The number of automobile accidents at the corner of Wall and Street is assumed to have Poisson distribution with a mean of five per week. Let A denote the number of automobile accidents that will occur next week. Find

(a) $\Pr[A<3]$

(b) The median of A

(c) $\sigma_A$

Since this is a Poisson distribution, the probability function is:

$\Pr(A=k)=\cfrac{\lambda^k}{k!} e^{-\lambda}\tag{1}$ where $\lambda=5$ because the rate of occurrence is 5 accidents per week. Therefore:

(a) $\Pr[A<3]=e^{-5}(5^0 + 5 ^1 + 5^2/2!)=0.247$

(c) $\sigma_A=\sqrt{\lambda}=\sqrt{5}$

Although I wasn't sure how to calculate (b). Equation (1) is valid for $k>0$ so how do you find the median for a probability distribution which can take an infinite number of k values?

Thanks in advance.


The Median is the value for which at least half are greater than or equal to and at least half are less than or equal to. So you want to find the value such that $\Pr[A<n]<1/2$ and $\Pr[A\le n] \ge 1/2$. This works out to 5.

I think there may be an arithmetic error in your answer to part a (I get about half that)

Part c is almost certainly due to a theorem and not a definition.

  • $\begingroup$ Thanks @deinst. So for a Poisson Distribution, the median always occurs at the expected value. Is this correct? $\endgroup$ – user1527227 Jul 29 '13 at 20:43
  • 1
    $\begingroup$ The median occurs at the point where half of the probability is above or below. With the Poisson distribution the median is always an integer, but the expected value need not be. $\endgroup$ – deinst Jul 30 '13 at 11:35

Part (a) is definitely incorrect. The correct answer is

 Pr[A<3] = 0.1247.  

You can verify this in R - The Statistical Computing Platform:

 ppois(q=2, lambda=5)

where ppois() gives the cumulative probability, i.e. the case where k=0,1,2.

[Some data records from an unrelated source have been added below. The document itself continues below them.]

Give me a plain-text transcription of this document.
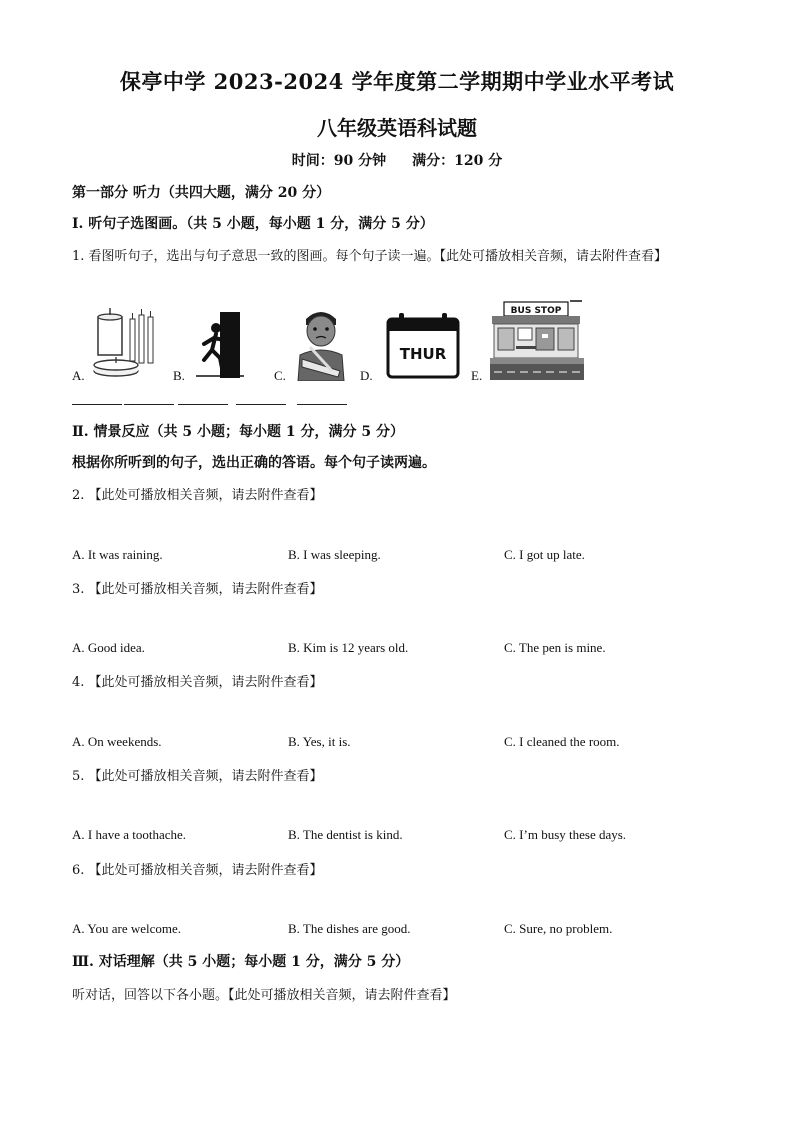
保亭中学 2023-2024 学年度第二学期期中学业水平考试
八年级英语科试题
时间：90 分钟 满分：120 分
第一部分 听力（共四大题，满分 20 分）
I. 听句子选图画。（共 5 小题，每小题 1 分，满分 5 分）
1. 看图听句子，选出与句子意思一致的图画。每个句子读一遍。【此处可播放相关音频，请去附件查看】
A.	B.	C.	D.
THUR
E.
BUS STOP
Ⅱ. 情景反应（共 5 小题；每小题 1 分，满分 5 分）
根据你所听到的句子，选出正确的答语。每个句子读两遍。
2. 【此处可播放相关音频，请去附件查看】
A. It was raining.	B. I was sleeping.	C. I got up late.
3. 【此处可播放相关音频，请去附件查看】
A. Good idea.	B. Kim is 12 years old.	C. The pen is mine.
4. 【此处可播放相关音频，请去附件查看】
A. On weekends.	B. Yes, it is.	C. I cleaned the room.
5. 【此处可播放相关音频，请去附件查看】
A. I have a toothache.	B. The dentist is kind.	C. I’m busy these days.
6. 【此处可播放相关音频，请去附件查看】
A. You are welcome.	B. The dishes are good.	C. Sure, no problem.
Ⅲ. 对话理解（共 5 小题；每小题 1 分，满分 5 分）
听对话，回答以下各小题。【此处可播放相关音频，请去附件查看】
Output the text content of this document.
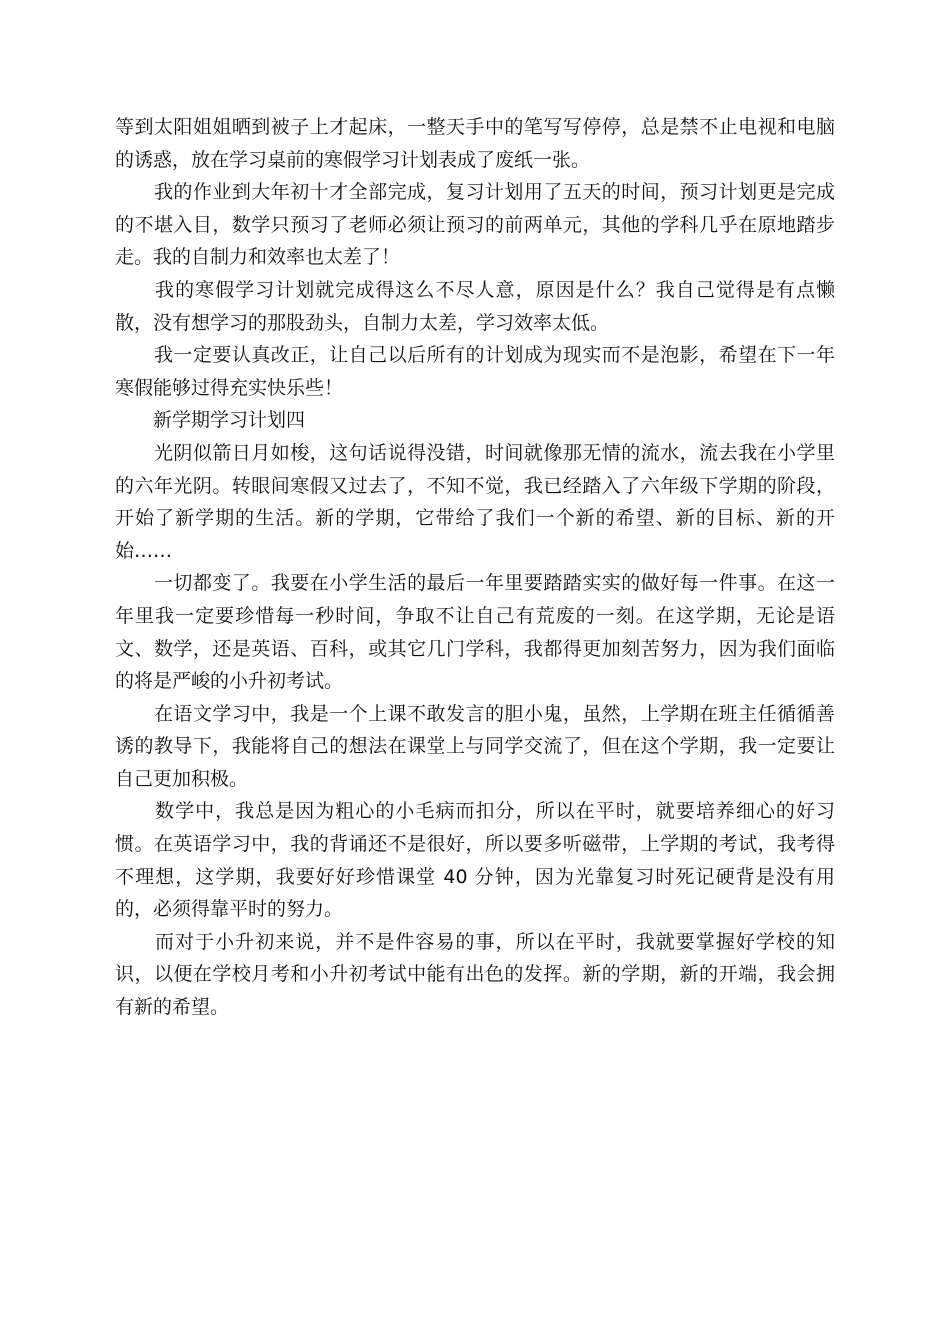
等到太阳姐姐晒到被子上才起床，一整天手中的笔写写停停，总是禁不止电视和电脑的诱惑，放在学习桌前的寒假学习计划表成了废纸一张。

　　我的作业到大年初十才全部完成，复习计划用了五天的时间，预习计划更是完成的不堪入目，数学只预习了老师必须让预习的前两单元，其他的学科几乎在原地踏步走。我的自制力和效率也太差了！

　　我的寒假学习计划就完成得这么不尽人意，原因是什么？我自己觉得是有点懒散，没有想学习的那股劲头，自制力太差，学习效率太低。

　　我一定要认真改正，让自己以后所有的计划成为现实而不是泡影，希望在下一年寒假能够过得充实快乐些！

　　新学期学习计划四

　　光阴似箭日月如梭，这句话说得没错，时间就像那无情的流水，流去我在小学里的六年光阴。转眼间寒假又过去了，不知不觉，我已经踏入了六年级下学期的阶段，开始了新学期的生活。新的学期，它带给了我们一个新的希望、新的目标、新的开始……

　　一切都变了。我要在小学生活的最后一年里要踏踏实实的做好每一件事。在这一年里我一定要珍惜每一秒时间，争取不让自己有荒废的一刻。在这学期，无论是语文、数学，还是英语、百科，或其它几门学科，我都得更加刻苦努力，因为我们面临的将是严峻的小升初考试。

　　在语文学习中，我是一个上课不敢发言的胆小鬼，虽然，上学期在班主任循循善诱的教导下，我能将自己的想法在课堂上与同学交流了，但在这个学期，我一定要让自己更加积极。

　　数学中，我总是因为粗心的小毛病而扣分，所以在平时，就要培养细心的好习惯。在英语学习中，我的背诵还不是很好，所以要多听磁带，上学期的考试，我考得不理想，这学期，我要好好珍惜课堂 40 分钟，因为光靠复习时死记硬背是没有用的，必须得靠平时的努力。

　　而对于小升初来说，并不是件容易的事，所以在平时，我就要掌握好学校的知识，以便在学校月考和小升初考试中能有出色的发挥。新的学期，新的开端，我会拥有新的希望。
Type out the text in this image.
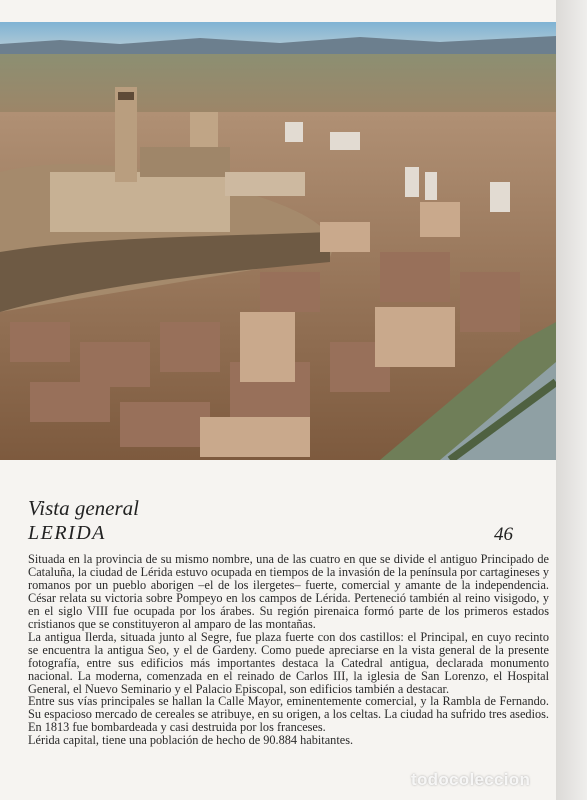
Vista general
LERIDA	46

Situada en la provincia de su mismo nombre, una de las cuatro en que se divide el antiguo Principado de Cataluña, la ciudad de Lérida estuvo ocupada en tiempos de la invasión de la península por cartagineses y romanos por un pueblo aborigen –el de los ilergetes– fuerte, comercial y amante de la independencia. César relata su victoria sobre Pompeyo en los campos de Lérida. Perteneció también al reino visigodo, y en el siglo VIII fue ocupada por los árabes. Su región pirenaica formó parte de los primeros estados cristianos que se constituyeron al amparo de las montañas.

La antigua Ilerda, situada junto al Segre, fue plaza fuerte con dos castillos: el Principal, en cuyo recinto se encuentra la antigua Seo, y el de Gardeny. Como puede apreciarse en la vista general de la presente fotografía, entre sus edificios más importantes destaca la Catedral antigua, declarada monumento nacional. La moderna, comenzada en el reinado de Carlos III, la iglesia de San Lorenzo, el Hospital General, el Nuevo Seminario y el Palacio Episcopal, son edificios también a destacar.

Entre sus vías principales se hallan la Calle Mayor, eminentemente comercial, y la Rambla de Fernando. Su espacioso mercado de cereales se atribuye, en su origen, a los celtas. La ciudad ha sufrido tres asedios. En 1813 fue bombardeada y casi destruida por los franceses.

Lérida capital, tiene una población de hecho de 90.884 habitantes.

todocoleccion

Part (b) To elaborate on @deinst excellent comment: If the distribution is assumed to have a mean of 5.5 accidents per week, then $\lambda=5.5$, but median = 5. That is, while the mean, and therefore expected value, can be a non-intger, the median, as the middle value will always be an integer.

If, however, $\lambda=5.7$, then median = 6.

Interestingly, a closed form for the median of a Poisson distribution is not simple, so we have bounds and an approximation.

Again, in R, the median of a poisson distribution with rate r can be given by:

 mpois <- function(r) { floor(r + 1/3 - 0.02/r) }

so mpois(5.7) is seen to be 6.

The reference for this approximation can be found in Wikipedia: Poisson Properties, referring to a 1994 paper Choi KP (1994) On the medians of Gamma distributions and an equation of Ramanujan. Proc Amer Math Soc 121 (1) 245–251


To complement deinst and Assad's excellent answers, the paper "The median of the Poisson distribution, cited below, proves explicitly (cf. Theorem 1) that for integer parameter $\lambda$, the median is always just $\lambda$. Certainly, for non-integer parameter, the median must be different from the mean.

Adell, J. A.; Jodrá, P., The median of the Poisson distribution, Metrika 61, No. 3, 337-346 (2005). ZBL1079.62014.